Я замолчал, потому что «или» не было, а Саша сказал:
— ...Так, все. Мне пора. Есть поезд, на который не надо опаздывать.
Да, еще чуть-чуть — и Саша перетянет на себя сезон, посвященный Льву Исааковичу, поэтому вспомним, пока не поздно, что последний — все-таки первый.
Временами он бывал зол, временами, связь которых распалась, от него могло прилететь. Проскакивала у него такая манера — будто у человека, который в принципе не курит, но раз в несколько месяцев, чтобы не стрелять у коллег на корпоративе, отдает непонятное предпочтение красному «Винстону» — так вот, манера. Остановиться перед какой-нибудь картиной, деревом, зданием, человеком, секунды три вежливо приглядываться, а потом вдруг перестать и отвернуться — и, спиной к объекту, произнести некоторое количество слов, с абсолютно незлой, не особенной улыбкой, будто вся злость ушла в спину, в черно-белые, с карточки, брюки и сорочку и перекинутый через плечо пиджак, сероватый даже на фото. И не было в этом никакого игнора, никакого пренебрежения, он просто поворачивался к предмету ненависти своей другой стороной; абсолютно официальное обращение, перечеркнутое, впрочем, пиджаком, которым он однажды при мне отхлестал собаку. И сказал потом, аккуратно и упорно счищая с орудия шерсть: да, случается у меня такая привычка — хлестать пиджаком вздорных собак.

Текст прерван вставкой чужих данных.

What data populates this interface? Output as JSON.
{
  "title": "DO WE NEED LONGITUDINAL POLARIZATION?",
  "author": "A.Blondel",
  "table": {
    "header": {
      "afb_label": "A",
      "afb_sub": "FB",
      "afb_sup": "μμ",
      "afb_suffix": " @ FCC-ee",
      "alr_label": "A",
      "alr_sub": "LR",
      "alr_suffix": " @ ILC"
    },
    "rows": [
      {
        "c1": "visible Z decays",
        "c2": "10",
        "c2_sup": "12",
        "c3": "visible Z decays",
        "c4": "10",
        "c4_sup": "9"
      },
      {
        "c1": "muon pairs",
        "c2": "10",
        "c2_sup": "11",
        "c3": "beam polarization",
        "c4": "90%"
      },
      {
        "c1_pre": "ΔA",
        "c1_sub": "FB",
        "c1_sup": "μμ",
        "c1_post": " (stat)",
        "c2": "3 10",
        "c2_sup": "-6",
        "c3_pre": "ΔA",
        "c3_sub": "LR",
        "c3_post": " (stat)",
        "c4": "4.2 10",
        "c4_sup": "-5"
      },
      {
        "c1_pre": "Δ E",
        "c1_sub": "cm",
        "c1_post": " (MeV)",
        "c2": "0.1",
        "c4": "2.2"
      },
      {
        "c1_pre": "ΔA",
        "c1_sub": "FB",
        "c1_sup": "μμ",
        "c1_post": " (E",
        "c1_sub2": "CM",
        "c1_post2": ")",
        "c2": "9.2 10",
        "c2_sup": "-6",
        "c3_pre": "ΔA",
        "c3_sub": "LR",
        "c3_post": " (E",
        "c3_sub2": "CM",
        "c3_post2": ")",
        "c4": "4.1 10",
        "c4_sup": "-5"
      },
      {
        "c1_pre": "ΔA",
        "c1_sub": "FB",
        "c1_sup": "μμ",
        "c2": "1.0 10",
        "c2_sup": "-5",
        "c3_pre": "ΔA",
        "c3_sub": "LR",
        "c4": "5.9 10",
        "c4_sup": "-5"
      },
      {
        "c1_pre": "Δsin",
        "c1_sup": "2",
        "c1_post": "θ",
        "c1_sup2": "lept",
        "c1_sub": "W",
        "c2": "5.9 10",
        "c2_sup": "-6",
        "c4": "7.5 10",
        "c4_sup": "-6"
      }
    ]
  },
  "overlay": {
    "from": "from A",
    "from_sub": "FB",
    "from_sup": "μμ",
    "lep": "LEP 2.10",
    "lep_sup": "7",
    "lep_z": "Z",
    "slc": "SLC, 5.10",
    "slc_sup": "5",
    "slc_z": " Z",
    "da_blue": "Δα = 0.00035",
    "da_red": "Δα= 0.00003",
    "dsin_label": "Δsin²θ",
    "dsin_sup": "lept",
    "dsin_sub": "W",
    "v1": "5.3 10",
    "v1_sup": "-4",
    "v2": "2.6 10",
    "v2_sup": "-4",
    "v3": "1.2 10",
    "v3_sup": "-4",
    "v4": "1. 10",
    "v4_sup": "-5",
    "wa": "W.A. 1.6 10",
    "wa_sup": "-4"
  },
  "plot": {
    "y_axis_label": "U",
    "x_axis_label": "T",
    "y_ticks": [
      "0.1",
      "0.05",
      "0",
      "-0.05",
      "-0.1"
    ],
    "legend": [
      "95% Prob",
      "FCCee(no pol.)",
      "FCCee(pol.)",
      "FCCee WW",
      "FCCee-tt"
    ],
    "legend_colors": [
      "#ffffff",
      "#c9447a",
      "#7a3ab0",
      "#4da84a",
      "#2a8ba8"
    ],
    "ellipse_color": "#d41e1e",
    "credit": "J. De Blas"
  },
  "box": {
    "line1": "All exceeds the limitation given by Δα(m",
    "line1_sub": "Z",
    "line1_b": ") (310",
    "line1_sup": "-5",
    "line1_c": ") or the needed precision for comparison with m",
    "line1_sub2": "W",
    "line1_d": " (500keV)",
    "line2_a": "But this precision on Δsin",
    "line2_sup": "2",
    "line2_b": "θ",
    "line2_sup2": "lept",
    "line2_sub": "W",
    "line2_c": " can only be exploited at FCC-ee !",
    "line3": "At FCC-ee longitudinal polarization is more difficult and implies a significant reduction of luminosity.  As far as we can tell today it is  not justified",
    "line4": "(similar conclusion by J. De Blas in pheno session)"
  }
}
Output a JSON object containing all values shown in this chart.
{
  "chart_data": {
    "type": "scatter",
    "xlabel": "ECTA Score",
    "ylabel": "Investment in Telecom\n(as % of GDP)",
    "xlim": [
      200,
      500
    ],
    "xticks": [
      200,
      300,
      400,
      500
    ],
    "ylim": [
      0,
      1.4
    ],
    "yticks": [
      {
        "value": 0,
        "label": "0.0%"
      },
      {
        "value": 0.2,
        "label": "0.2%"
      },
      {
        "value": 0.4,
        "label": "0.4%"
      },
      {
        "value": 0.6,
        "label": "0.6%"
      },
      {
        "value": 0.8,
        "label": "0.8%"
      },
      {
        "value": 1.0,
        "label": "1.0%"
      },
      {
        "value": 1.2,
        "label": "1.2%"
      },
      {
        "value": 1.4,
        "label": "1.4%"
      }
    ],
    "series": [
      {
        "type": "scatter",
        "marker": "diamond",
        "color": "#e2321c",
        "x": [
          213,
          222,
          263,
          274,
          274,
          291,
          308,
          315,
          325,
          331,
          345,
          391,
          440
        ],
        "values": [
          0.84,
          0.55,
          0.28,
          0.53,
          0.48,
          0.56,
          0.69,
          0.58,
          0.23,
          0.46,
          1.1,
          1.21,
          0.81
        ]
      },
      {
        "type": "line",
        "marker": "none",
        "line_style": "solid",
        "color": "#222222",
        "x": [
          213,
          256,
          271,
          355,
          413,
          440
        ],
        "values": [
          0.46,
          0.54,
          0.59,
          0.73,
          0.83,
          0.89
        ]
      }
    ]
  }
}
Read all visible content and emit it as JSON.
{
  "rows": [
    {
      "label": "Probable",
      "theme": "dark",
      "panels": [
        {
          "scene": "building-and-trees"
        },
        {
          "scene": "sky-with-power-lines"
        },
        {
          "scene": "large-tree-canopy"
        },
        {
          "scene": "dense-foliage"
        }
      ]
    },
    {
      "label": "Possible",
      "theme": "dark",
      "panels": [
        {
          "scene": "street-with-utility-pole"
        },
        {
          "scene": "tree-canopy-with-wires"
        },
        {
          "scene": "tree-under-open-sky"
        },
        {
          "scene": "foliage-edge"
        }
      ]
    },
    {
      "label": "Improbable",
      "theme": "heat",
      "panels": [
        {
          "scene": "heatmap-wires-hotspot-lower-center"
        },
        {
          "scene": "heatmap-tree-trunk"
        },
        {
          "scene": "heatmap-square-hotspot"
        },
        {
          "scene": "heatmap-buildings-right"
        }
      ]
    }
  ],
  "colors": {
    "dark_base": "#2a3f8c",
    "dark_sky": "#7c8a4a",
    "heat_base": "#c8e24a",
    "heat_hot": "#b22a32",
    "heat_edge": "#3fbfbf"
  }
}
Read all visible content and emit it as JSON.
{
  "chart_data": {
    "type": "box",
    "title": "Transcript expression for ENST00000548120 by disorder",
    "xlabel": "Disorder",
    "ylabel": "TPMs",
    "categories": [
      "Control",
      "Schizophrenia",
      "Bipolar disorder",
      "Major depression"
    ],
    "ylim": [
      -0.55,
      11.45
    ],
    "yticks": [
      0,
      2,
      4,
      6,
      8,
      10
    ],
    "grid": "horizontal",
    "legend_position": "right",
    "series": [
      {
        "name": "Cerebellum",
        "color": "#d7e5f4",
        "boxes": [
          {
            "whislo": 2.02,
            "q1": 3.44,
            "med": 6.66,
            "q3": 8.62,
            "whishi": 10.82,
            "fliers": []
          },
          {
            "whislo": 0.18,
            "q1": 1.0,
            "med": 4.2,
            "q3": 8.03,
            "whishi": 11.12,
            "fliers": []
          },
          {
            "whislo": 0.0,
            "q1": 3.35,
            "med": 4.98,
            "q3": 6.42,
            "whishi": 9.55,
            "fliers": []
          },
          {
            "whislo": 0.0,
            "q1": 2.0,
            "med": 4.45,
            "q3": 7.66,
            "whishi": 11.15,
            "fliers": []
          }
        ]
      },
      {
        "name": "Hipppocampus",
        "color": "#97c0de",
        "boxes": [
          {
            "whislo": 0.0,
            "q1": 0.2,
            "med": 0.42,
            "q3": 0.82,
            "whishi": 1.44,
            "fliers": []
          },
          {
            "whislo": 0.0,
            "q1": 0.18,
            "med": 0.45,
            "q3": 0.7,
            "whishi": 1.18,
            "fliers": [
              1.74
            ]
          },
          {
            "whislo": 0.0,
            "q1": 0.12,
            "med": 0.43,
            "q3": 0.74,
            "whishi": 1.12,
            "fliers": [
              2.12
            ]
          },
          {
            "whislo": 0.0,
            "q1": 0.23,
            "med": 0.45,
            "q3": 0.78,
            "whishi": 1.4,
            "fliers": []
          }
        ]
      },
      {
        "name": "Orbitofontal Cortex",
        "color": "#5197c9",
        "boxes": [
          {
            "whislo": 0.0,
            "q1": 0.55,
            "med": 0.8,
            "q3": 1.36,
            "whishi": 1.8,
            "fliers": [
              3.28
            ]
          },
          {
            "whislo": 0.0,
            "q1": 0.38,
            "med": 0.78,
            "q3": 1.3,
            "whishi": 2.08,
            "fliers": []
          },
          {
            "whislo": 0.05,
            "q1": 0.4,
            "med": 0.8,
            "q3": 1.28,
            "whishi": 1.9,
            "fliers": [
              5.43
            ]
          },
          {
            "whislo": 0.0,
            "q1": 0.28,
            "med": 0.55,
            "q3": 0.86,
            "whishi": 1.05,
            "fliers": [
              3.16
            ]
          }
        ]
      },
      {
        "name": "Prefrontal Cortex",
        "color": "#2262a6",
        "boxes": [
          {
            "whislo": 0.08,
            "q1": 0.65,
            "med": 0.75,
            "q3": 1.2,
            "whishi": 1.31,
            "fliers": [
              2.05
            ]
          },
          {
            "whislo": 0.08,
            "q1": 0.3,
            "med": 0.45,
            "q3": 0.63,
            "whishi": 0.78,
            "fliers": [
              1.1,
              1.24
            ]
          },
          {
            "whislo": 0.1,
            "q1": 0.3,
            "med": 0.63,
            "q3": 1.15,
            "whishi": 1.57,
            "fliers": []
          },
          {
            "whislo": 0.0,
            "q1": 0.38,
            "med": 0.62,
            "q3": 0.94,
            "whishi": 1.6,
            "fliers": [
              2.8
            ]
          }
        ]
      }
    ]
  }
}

В строгом смысле, привычки у него отсутствовали — были некие обыкновения, которые удачно срабатывали сто раз, а на сто первый могли не сработать. Опытные данные мало что для него значили, потому что числовой ряд бесконечен, и на какой-нибудь сто-тридцать пять-десятый раз он мог не то что взойти живым на небо или выспаться посреди недели, а просто, например, умереть. Мне кажется, так он и умер — не будучи ни смертным, ни бессмертным, и даже смерть не смогла бы утверждать положительно, что он не воскреснет.
Про одного еврея с моей работы он сказал:
«Самые возвышенные размышления человека могут быть прерваны чиханием; из этого можно сделать далеко идущие выводы, а можно, если угодно, и не делать никаких выводов»
При чем тут этот еврей, Бог весть — мне иногда было трудно понять, что именно его злит. Расположение ветвей на дереве, малозаметная, несмелая седина в волосах собеседника — мою он заметил сразу и потому не раздражался — или, может быть, несколько безответственная неуверенность, с которой художник положил завершающий мазок, отчего лицо, по мнению Льва Исааковича, вышло каким-то дрогнувшим, с какой-то робкой гнильцой. Потом он всегда говорил: да просто денек сегодня так себе - и это, на самом деле, было главным изъяном картины, дерева, здания, человека — только в свете этого так себе денька они и были мыслимы. Лев Исаакович считал, что злиться на кого-то или, еще лучше, на что-то без определенной причины - это роскошь, которую иногда надо себе позволять; это, почему бы нет, духовное зрение человека — на тех глубинах, где у человека пробуждаются, почему бы нет, духовные инстинкты.
У меня тогда как раз закончились непростые отношения с девушкой. Жил я на Бескудниковском бульваре, в доме 44, прорехи крыши которого были видны из космоса, как признаки, призраки жизни; на балконе, где -то за досками и листом фанеры, таилось воробьиное гнездо. Мой сосед по комнате нашел эту хрущобу в «Гугл Мэпе», и мы бы долго, наверно, любовались своей судьбой из космоса, но пошли дожди, и вода с крыши спалила соседу компьютер.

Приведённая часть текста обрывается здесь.